A Copa do Mundo de 2026, que ocorrerá entre 11 de junho e 19 de julho nos Estados Unidos, México e Canadá, promete impulsionar o turismo corporativo. A BeFly, uma das principais operadoras B2B da América Latina, prevê transportar de 3.000 a 4.000 passageiros para o evento, focando na tendência de *bleisure*, que combina viagens de negócios e lazer.
Marcelo Cohen, CEO da BeFly, destacou que a demanda será majoritariamente impulsionada por grandes empresas que enviarão grupos de incentivo corporativo. A logística será facilitada pela infraestrutura robusta dos EUA, que conta com uma boa malha aérea e opções de hospedagem. O sorteio das seleções ocorrerá em Washington, D.C., no dia 5 de dezembro, e a venda de ingressos já está em andamento.
Pacotes Completos e Inteligência Artificial
A BeFly está desenvolvendo pacotes que incluem passagens, hospedagem e ingressos para os jogos, visando atender o cliente corporativo. Além disso, a empresa investe em tecnologia, com três projetos de inteligência artificial para otimizar processos e aumentar a eficiência operacional.
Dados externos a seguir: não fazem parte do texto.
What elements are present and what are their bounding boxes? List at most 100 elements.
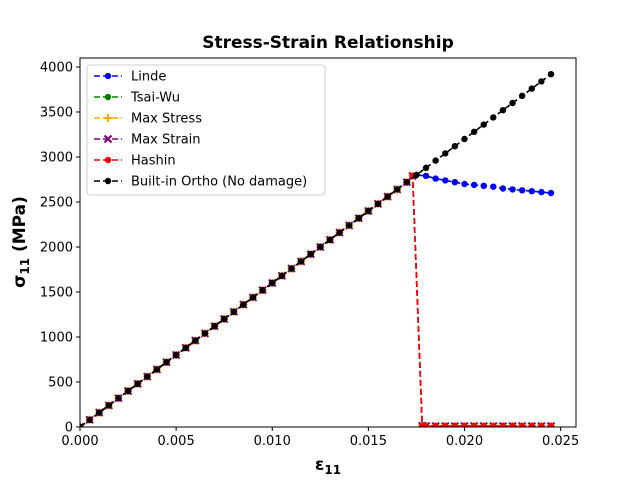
data-point-built-in-ortho-no-damage — [105, 402, 113, 409]
data-point-hashin — [528, 422, 535, 427]
y-tick-label: 2500 — [40, 196, 73, 211]
legend-label: Built-in Ortho (No damage) — [131, 175, 307, 190]
y-tick-label: 1500 — [40, 286, 73, 301]
data-point-built-in-ortho-no-damage — [86, 416, 93, 423]
data-point-built-in-ortho-no-damage — [355, 215, 362, 222]
y-tick-label: 500 — [48, 376, 73, 391]
data-point-built-in-ortho-no-damage — [480, 121, 487, 128]
x-axis-label: ε11 — [315, 455, 341, 477]
data-point-built-in-ortho-no-damage — [538, 78, 545, 85]
legend-label: Hashin — [131, 154, 176, 169]
data-point-hashin — [442, 422, 449, 427]
data-point-linde — [451, 179, 459, 186]
data-point-built-in-ortho-no-damage — [163, 359, 170, 366]
legend-marker — [104, 177, 112, 185]
data-point-built-in-ortho-no-damage — [124, 387, 132, 395]
data-point-linde — [480, 182, 487, 189]
data-point-linde — [509, 186, 516, 193]
y-tick-label: 3500 — [40, 106, 73, 121]
data-point-built-in-ortho-no-damage — [307, 251, 314, 258]
data-point-built-in-ortho-no-damage — [220, 315, 228, 323]
data-point-linde — [528, 188, 535, 195]
legend-marker — [104, 156, 112, 164]
data-point-built-in-ortho-no-damage — [345, 222, 353, 229]
data-point-linde — [518, 187, 526, 194]
data-point-built-in-ortho-no-damage — [144, 373, 151, 380]
data-point-built-in-ortho-no-damage — [249, 294, 257, 301]
data-point-built-in-ortho-no-damage — [297, 258, 305, 265]
legend-box — [86, 64, 326, 196]
data-point-built-in-ortho-no-damage — [317, 243, 324, 251]
data-point-linde — [538, 188, 545, 196]
data-point-built-in-ortho-no-damage — [451, 143, 459, 150]
x-tick-label: 0.025 — [542, 434, 579, 449]
y-axis-ticks: 0 500 1000 1500 2000 2500 3000 3500 4000 — [40, 61, 80, 436]
data-point-built-in-ortho-no-damage — [499, 107, 507, 114]
legend-label: Linde — [131, 70, 166, 85]
data-point-linde — [547, 189, 555, 197]
data-point-built-in-ortho-no-damage — [413, 171, 420, 179]
legend-label: Max Strain — [131, 133, 201, 148]
y-tick-label: 4000 — [40, 61, 73, 76]
data-point-hashin — [518, 422, 526, 427]
legend-entry-tsai-wu: Tsai-Wu — [94, 91, 180, 106]
legend-marker — [104, 114, 112, 122]
data-point-built-in-ortho-no-damage — [326, 236, 334, 243]
data-point-hashin — [432, 422, 439, 427]
data-point-linde — [432, 175, 439, 182]
legend-marker — [103, 134, 113, 144]
x-tick-label: 0.005 — [158, 434, 195, 449]
legend-entry-linde: Linde — [94, 70, 166, 85]
data-point-hashin — [490, 422, 497, 427]
data-point-built-in-ortho-no-damage — [134, 380, 141, 387]
data-point-linde — [490, 183, 497, 190]
data-point-built-in-ortho-no-damage — [394, 186, 401, 193]
data-point-built-in-ortho-no-damage — [490, 114, 497, 121]
x-tick-label: 0.010 — [254, 434, 291, 449]
data-point-built-in-ortho-no-damage — [384, 193, 391, 200]
data-point-built-in-ortho-no-damage — [365, 207, 372, 215]
legend-entry-built-in-ortho-no-damage: Built-in Ortho (No damage) — [94, 175, 307, 190]
data-point-linde — [461, 180, 468, 188]
data-point-hashin — [461, 422, 468, 427]
data-point-built-in-ortho-no-damage — [230, 308, 237, 315]
data-point-built-in-ortho-no-damage — [115, 395, 122, 402]
y-tick-label: 1000 — [40, 331, 73, 346]
plot-marks — [80, 71, 556, 427]
x-tick-label: 0.020 — [446, 434, 483, 449]
data-point-built-in-ortho-no-damage — [259, 287, 266, 294]
data-point-built-in-ortho-no-damage — [518, 92, 526, 100]
data-point-hashin — [547, 422, 555, 427]
data-point-built-in-ortho-no-damage — [432, 157, 439, 164]
x-tick-label: 0.000 — [61, 434, 98, 449]
data-point-built-in-ortho-no-damage — [403, 179, 411, 186]
y-tick-label: 2000 — [40, 241, 73, 256]
data-point-hashin — [422, 422, 430, 427]
data-point-built-in-ortho-no-damage — [201, 330, 209, 337]
data-point-built-in-ortho-no-damage — [336, 229, 343, 236]
data-point-built-in-ortho-no-damage — [509, 99, 516, 107]
data-point-linde — [499, 185, 507, 192]
data-point-built-in-ortho-no-damage — [192, 337, 199, 344]
legend-marker — [104, 72, 112, 80]
data-point-built-in-ortho-no-damage — [153, 366, 161, 373]
data-point-linde — [442, 177, 449, 184]
data-point-hashin — [509, 422, 516, 427]
data-point-built-in-ortho-no-damage — [211, 323, 218, 330]
y-axis-label: σ11 (MPa) — [10, 196, 32, 288]
data-point-built-in-ortho-no-damage — [240, 301, 247, 308]
data-point-built-in-ortho-no-damage — [172, 351, 180, 359]
data-point-hashin — [538, 422, 545, 427]
legend-entry-hashin: Hashin — [94, 154, 176, 169]
legend: Linde Tsai-Wu Max Stress Max Strain Hashin Bu… — [86, 64, 326, 196]
plot-frame — [79, 57, 577, 428]
data-point-built-in-ortho-no-damage — [374, 200, 382, 207]
data-point-linde — [470, 181, 478, 189]
data-point-built-in-ortho-no-damage — [80, 423, 84, 427]
data-point-built-in-ortho-no-damage — [422, 164, 430, 171]
y-tick-label: 3000 — [40, 151, 73, 166]
legend-label: Max Stress — [131, 112, 202, 127]
legend-entry-max-stress: Max Stress — [94, 112, 202, 127]
data-point-built-in-ortho-no-damage — [547, 71, 555, 78]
O CEO mencionou o lançamento do *Tourist Tech Hub*, que busca parcerias com startups de tecnologia.
A fusão entre a Belvitour e a Flytour, completada há quatro anos, fortaleceu a BeFly no mercado. A Belvitour, que faturava R$ 400 milhões, e a Flytour, com R$ 4 bilhões em receita, criaram um conglomerado que agora se destaca como o maior emissor de passagens aéreas do Brasil.
Foco no Mercado e Expansão
Cohen afirmou que a BeFly está avaliando oportunidades de expansão na América Latina, mas mantém o foco nas operações brasileiras. O grupo busca cortar custos e aumentar a rentabilidade, enquanto o segmento de turismo de luxo, representado pela Queensberry, deve crescer mais de 25% neste ano. Essa estratégia reflete uma mudança no comportamento dos consumidores, que priorizam experiências em vez de bens materiais.